We paid our donation and went downstairs to see the artists and writers and publishers who managed to make it, and we took advantage of the relatively sparse crowds to talk with some of what King Con III's publicity called "the next generation of Comic Artists in a show dedicated to the underdog artists (aren't they all?)." Actually, there were some familiar older faces, too.
But we saw some terrific work by younger artists/writers like Victor Ochoa's Toxicity; Raphael Moran's Dream Reavers; First Law of Mad Science by Mike Isenberg & Oliver Mertz and drawn by Daniel Lapham; The Wonder City, by Justin Rivers and illustrated by Courtney Zell; Erich Fletschinger's comic, Brooklyn; Mindy Indy's The Misfortune Cookie; Emilio Velez Jr.'s kids' comic The Dodgeball Teens; and Erin Kavanaugh's Necromancer: A Boy and His...uh...Dog.
Also impressive was work like Hyper Toast by Justin DeCarlo; the amazing book one of The Secret Adventures of Houdini by Todd Hunt and Sean Von Gorman; Nate Bear's very funny Bear Brains; the unique designs of Bradford Johansen and Pirates of Brooklyn; and Ken Wong's work with Origami Comics, particularly the remarkable Schrodinger's Cat.
Some artists/writers do wonderful work with web comics, like Tom Eaton's The Bug Zapper; Joe and Keith Anthony-Brown's fine The Crime Machine; and Mark Delboy's audaciously brilliant Fanciest Lumps.
Also around King Con III were some folks whose work we were happily familiar with, like Bill Roundy, who does the beloved cartoon guide to local drinking spots, Bar Scrawl; Ian Randal Strock, whose Fantastic Books, publishes new and reprinted classics of speculative fiction; and Carren Strock, author of the new mystery In the Shadow of the Wonder Wheel, whose other books include the memoir Married Women who Love Women and A Writer's Journey: What to Know Before, During, and After Writing a Book.
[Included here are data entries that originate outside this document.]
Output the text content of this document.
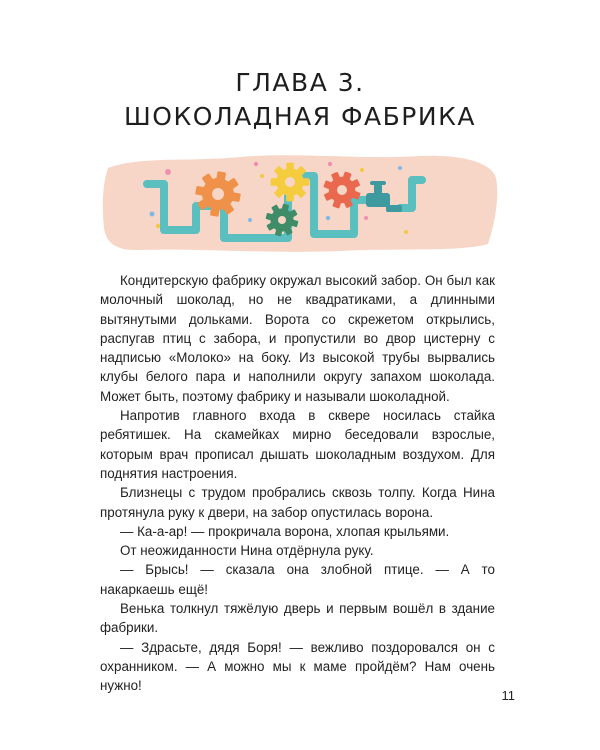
ГЛАВА 3.
ШОКОЛАДНАЯ ФАБРИКА

Кондитерскую фабрику окружал высокий забор. Он был как молочный шоколад, но не квадратиками, а длинными вытянутыми дольками. Ворота со скрежетом открылись, распугав птиц с забора, и пропустили во двор цистерну с надписью «Молоко» на боку. Из высокой трубы вырвались клубы белого пара и наполнили округу запахом шоколада. Может быть, поэтому фабрику и называли шоколадной.

Напротив главного входа в сквере носилась стайка ребятишек. На скамейках мирно беседовали взрослые, которым врач прописал дышать шоколадным воздухом. Для поднятия настроения.

Близнецы с трудом пробрались сквозь толпу. Когда Нина протянула руку к двери, на забор опустилась ворона.

— Ка-а-ар! — прокричала ворона, хлопая крыльями.

От неожиданности Нина отдёрнула руку.

— Брысь! — сказала она злобной птице. — А то накаркаешь ещё!

Венька толкнул тяжёлую дверь и первым вошёл в здание фабрики.

— Здрасьте, дядя Боря! — вежливо поздоровался он с охранником. — А можно мы к маме пройдём? Нам очень нужно!

11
As usual in a dark venue, our old dumb phone's ancient camera takes pretty horrible pics, but that's all we've got for now. We are grateful we got to take a post-superstorm disaster break for a couple of hours to get to King Comic III. Thanks to the artists and writers and the people who put the event together and kept it going despite Hurricane Sandy's devastation.
Thanks also to the great Brooklyn Lyceum. We bought a great Floyd Bennett Field T-shirt on our way out to remind us of our roots.